Patah hati membuatmu terpuruk. Semuanya berantakan. Kamu berhenti menulis. tak ada lagi kegiatan mendaki gunung. Temu pun menjadi hal yang jarang kita tuai. Dan rindu kembali lahir mengisi hari-hariku yang bertudung gelisah.

September  2013
Kamu tahu sahabatku, Zur. Akhir-akhir ini dia sangat berisik. Saat kepalaku pusing tujuh keliling mengerjakan tugas akhir kuliah, dia selalu mengungkit tentangmu yang katanya banyak persamaan di antara kita. Tak peduli di mana pun itu, halte, angkot, kelas, bahkan warung emperan tempat biasa kami makan.  Jujur aku sedikit kaget dan takut. Apakah aku sudah ketahuan? Apakah begitu jelas aku menyukaimu?

Ya, pada bibir senja yang indah. Saat mega langit bernuansa romantik. Matahari merah saga seperti lampion taman bunga. Halte, tempat biasa aku dan Zur berbagi kisah, mimpi, dan ide.

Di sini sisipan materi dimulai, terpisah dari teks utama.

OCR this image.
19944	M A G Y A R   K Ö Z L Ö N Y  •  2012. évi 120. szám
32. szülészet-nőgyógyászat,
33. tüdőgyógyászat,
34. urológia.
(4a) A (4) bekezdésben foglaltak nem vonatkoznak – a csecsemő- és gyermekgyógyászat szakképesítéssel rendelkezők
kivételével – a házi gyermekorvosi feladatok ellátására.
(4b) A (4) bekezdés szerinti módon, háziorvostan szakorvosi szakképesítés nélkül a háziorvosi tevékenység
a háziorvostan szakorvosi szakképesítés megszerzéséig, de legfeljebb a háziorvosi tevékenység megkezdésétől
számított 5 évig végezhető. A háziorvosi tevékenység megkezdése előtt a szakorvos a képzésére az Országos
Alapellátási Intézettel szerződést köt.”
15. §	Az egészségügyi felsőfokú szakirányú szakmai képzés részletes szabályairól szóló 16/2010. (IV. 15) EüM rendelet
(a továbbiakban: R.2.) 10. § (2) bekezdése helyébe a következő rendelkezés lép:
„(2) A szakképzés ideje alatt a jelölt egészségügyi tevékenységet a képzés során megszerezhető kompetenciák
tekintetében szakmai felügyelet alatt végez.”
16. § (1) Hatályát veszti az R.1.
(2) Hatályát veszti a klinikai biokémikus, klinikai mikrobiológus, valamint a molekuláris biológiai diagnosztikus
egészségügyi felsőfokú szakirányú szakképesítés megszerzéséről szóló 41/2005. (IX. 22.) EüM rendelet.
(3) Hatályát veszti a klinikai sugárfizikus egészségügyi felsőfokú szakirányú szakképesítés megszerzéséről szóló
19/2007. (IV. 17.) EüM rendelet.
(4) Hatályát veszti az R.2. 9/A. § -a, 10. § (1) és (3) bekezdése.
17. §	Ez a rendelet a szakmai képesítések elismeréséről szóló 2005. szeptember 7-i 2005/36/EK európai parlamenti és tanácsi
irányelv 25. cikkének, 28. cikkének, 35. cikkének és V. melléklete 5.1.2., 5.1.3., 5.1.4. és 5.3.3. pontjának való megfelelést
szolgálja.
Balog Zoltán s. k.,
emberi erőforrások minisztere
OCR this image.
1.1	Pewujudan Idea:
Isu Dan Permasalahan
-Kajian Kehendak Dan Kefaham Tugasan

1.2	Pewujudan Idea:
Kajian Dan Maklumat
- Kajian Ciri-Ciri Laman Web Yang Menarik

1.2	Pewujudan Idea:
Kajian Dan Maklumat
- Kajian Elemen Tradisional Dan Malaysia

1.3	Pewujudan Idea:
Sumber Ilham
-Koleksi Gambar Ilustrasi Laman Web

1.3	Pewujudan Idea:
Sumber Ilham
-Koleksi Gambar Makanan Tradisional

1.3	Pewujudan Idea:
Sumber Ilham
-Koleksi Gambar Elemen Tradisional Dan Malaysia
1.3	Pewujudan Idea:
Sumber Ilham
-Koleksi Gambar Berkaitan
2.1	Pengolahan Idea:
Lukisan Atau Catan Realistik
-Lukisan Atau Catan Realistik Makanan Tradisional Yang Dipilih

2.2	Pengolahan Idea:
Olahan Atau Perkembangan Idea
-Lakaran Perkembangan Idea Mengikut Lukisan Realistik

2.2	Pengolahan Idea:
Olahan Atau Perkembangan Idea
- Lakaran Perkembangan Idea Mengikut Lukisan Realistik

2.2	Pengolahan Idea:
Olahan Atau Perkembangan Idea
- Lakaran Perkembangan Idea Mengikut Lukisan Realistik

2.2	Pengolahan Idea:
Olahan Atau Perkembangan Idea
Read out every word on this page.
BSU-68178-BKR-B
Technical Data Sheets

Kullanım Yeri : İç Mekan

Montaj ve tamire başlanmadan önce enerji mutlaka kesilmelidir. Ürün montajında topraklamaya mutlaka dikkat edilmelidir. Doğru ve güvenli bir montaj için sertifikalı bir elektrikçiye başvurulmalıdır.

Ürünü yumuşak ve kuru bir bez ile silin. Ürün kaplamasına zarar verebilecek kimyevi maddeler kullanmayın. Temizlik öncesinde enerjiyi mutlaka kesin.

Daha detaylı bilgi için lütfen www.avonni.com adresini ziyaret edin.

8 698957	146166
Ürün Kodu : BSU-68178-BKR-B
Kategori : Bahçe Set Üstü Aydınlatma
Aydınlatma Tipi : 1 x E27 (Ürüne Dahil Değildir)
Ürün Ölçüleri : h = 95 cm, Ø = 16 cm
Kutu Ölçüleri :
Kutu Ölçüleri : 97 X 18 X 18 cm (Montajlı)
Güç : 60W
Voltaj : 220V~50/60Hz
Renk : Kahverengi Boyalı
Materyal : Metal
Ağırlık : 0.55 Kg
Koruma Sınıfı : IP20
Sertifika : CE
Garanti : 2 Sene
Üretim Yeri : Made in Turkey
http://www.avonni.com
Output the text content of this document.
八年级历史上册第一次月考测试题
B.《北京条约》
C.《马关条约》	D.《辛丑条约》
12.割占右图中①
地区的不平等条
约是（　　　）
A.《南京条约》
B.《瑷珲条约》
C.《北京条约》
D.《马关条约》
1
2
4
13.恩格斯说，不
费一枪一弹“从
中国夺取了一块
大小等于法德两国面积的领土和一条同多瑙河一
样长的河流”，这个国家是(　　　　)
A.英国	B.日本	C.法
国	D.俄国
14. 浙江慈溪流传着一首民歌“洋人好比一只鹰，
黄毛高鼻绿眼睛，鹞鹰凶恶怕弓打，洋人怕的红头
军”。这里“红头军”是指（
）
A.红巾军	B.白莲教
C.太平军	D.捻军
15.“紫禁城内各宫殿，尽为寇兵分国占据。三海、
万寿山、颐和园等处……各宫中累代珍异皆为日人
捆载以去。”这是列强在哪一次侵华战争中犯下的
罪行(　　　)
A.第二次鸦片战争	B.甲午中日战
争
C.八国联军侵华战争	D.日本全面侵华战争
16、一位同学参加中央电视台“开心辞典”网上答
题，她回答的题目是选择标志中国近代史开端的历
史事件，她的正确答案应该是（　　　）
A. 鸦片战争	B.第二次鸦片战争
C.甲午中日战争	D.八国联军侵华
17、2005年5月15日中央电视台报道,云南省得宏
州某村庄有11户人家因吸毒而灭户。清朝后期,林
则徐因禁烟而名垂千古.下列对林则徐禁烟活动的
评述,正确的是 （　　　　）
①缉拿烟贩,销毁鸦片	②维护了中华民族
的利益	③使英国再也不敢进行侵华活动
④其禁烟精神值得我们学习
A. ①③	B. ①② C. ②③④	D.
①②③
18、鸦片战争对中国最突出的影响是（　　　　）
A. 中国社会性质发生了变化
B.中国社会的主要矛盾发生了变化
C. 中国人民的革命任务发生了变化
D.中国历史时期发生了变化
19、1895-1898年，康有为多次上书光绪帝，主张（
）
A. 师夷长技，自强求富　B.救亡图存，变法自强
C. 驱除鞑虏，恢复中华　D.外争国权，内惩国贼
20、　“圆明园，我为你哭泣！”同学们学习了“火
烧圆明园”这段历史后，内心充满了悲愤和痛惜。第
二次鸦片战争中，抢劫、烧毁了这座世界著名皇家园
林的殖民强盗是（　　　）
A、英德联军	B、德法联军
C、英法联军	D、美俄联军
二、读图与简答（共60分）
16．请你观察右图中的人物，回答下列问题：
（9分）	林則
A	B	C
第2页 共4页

Mengupas habis tentang diri sendiri tanpa mempedulikan hari semakin redup. Dialog-dialog mengalir, melumer ke mana-mana.     

“Ara, kamu dan Ari pasangan yang serasi,” celutuk Zur. Hampir membuat jus jeruk yang sedang kuminum muncrat.

“Yah, ide gila dari mana itu,” ucapku terbata dan setengah teriak dengan degup jantung yang berdetak tak beraturan.

“Lihat ya, kamu dan Ari punya banyak kesamaan. Sama-sama cuek, sok dingin padahal peduli banget. Terus… apalagi ya? oya,  sama-sama suka travelling, suka nonton drama, suka puisi.” cerocos Zur sambil garuk-garuk kepala.

“Uda deh… sejak kapan pula kamu beralih profesi jadi analitator?” aku masih menyangkalnya.

“Nah, ini yang paling kalian punya radar yang kuat.”

 “Berhentilah berimajinasi. Semua itu khayalanmu saja.”

“Apa sih yang enggak mungkin di dunia ini, Ra. Bukankah jodoh terbaik itu yang terdekat dengan kita? Itu kan yang sering kamu bilang.”

“Jangan buat lelucon yang sama sekali tak lucu.”

“Siapa yang melucu? Aku serius lagi.  Aku  benar-benar rela melepaskan sahabatku, jika itu Ari.”

“Yah, apa-apaan sih. Dia aja suka orang lain,” ujarku sedikit melemah. Seakan tersimpan nada kecewa di dalamnya.

“Itulah bedanya antara kamu dengan Ratna.”

“Apa bedanya?”

“Ari sangat berhati-hati dan perlahan-lahan mendekatimu. Ibaratnya kalian berada di posisi yang sejajar. Dia seperti menunggu. Menunggumu selesai kuliah, menunggumu mengejar impianmu dan menunggumu untuk siap nikah.  Kalau sama Ratna, Ari itu megebu-ngebu dan sedikit memaksa.” Jiwa analisis Zur benar-benar muncul.

“Analisis yang tidak akurat,” ucapku ketus.

“Ara, kita tak pernah tahu apa yang akan terjadi nanti. Meski kita telah memilih dermaga, tetap saja hati lebih tahu di mana sepantasnya ia bermuara.” Tutup Zur mengakhir perdebatan sengit kami.

Desember 2014
Ada yang menunggumu. Ada yang menuju ke arahmu. Tak peduli harus berapa banyak abad yang terlewati oleh harapan yang tak mendasar.
***
            Perpaduan bunyi gerimis dengan alunan lagu kesukaanmu menjadi arasemen latar pagi yang paling romantis. Diam-diam menghanyutkan jiwa pada keheningan yang sendu. Teduh. Matahari bersembunyi di balik punggung awan, menawan kehangatan pagi. Bahagia juga penuh tanda tanya. Secarik pesan darimu terbit pada layar handphone-ku “Ara, sebenarnya kemaren ada yang mau  ku omongin, tapi keburu sore?”

Kadang aku bertanya-tanya apakah logika telah mati ditikam ketidakwarasan. Setiap hal yang berhubungan dengan kamu walaupun itu kecil, tetap saja mampu membuat hatiku riang menari sepanjang hari. Aku tak pernah meneleponmu, tapi aku berharap kau meneleponku. Aku tak pernah menemuimu, tapi aku berdoa dapat bertemu denganmu.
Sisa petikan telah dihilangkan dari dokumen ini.